GAF is thought of as a professional product – used by contractors – but can be used by the average DIYer. Although personally I would call Cassidy above and beyond the average DIYer, wouldn’t you? He is amazing with details and planning.
Another reason we chose GAF Roofing is that it made us aware of how easy it is to do our own roofing. We have loads of projects on the back burner, and hopefully you’ll check in here to see the other creations we will make.
Step 1 – Install an aluminum or metal Drip Edge around the perimeter of the roof to help prevent water infiltration. This also increases wind resistance. Apply it directly to roof and place underlayment over drip edge. Nail down.
Step 2 – Roll the FeltBuster® High Traction Synthetic Roofing Felt onto your roof surface. We were lucky it wasn’t a windy day when we put ours down. Use the 1″ plastic cap roofing nails to hold it in place.
Step 3 – Time for Pro-Start™ Starter Strip Shingles. These shingles are starter shingles, and while they won’t be seen, they cover the roof to allow for proper run-off. The directions are right on the package.
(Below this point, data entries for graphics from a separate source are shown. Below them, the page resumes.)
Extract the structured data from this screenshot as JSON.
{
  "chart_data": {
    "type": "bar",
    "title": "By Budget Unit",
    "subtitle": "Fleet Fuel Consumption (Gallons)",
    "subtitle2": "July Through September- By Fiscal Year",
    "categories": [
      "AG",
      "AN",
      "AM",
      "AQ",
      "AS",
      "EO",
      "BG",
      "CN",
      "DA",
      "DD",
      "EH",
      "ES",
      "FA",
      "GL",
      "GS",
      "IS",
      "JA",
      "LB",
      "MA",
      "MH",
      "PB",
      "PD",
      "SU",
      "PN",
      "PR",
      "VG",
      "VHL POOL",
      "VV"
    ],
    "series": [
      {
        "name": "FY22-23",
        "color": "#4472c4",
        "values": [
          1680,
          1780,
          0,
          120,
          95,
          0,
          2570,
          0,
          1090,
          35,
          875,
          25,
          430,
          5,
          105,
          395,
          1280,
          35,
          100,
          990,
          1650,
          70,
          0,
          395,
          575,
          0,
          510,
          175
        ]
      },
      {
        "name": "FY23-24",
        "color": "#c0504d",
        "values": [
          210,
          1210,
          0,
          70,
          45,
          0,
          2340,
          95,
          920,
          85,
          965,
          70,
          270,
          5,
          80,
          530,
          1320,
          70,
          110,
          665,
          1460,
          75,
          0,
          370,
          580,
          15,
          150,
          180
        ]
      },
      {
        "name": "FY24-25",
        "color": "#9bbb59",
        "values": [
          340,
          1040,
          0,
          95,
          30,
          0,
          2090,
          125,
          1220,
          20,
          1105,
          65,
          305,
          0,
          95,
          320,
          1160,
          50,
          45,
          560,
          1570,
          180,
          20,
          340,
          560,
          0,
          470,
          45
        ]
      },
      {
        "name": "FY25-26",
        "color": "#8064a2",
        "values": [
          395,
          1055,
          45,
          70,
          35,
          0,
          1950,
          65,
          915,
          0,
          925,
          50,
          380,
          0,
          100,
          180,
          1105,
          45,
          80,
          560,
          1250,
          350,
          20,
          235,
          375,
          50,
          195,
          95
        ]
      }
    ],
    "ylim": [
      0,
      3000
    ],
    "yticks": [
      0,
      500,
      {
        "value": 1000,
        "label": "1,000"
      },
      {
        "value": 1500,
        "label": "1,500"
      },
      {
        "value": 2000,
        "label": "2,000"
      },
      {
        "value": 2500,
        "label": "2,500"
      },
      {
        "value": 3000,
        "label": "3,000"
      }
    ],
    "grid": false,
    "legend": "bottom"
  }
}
Step 4 – Shingles. Timberline HD® Shingles in Barkwood. Our roof measured 150 square feet, so we needed quite a few bundles. (each one covers 33.33 square feet) Place the first row of shingles on top of the starter shingles, but make sure the seams are not at the same place, and are at least a 4″ difference apart.
Step 5 – Continue installing shingles in each row. GAF shows you where to mark your nails on the shingles. Super helpful! We placed our shingles from low to high, and this is why we had several ladders.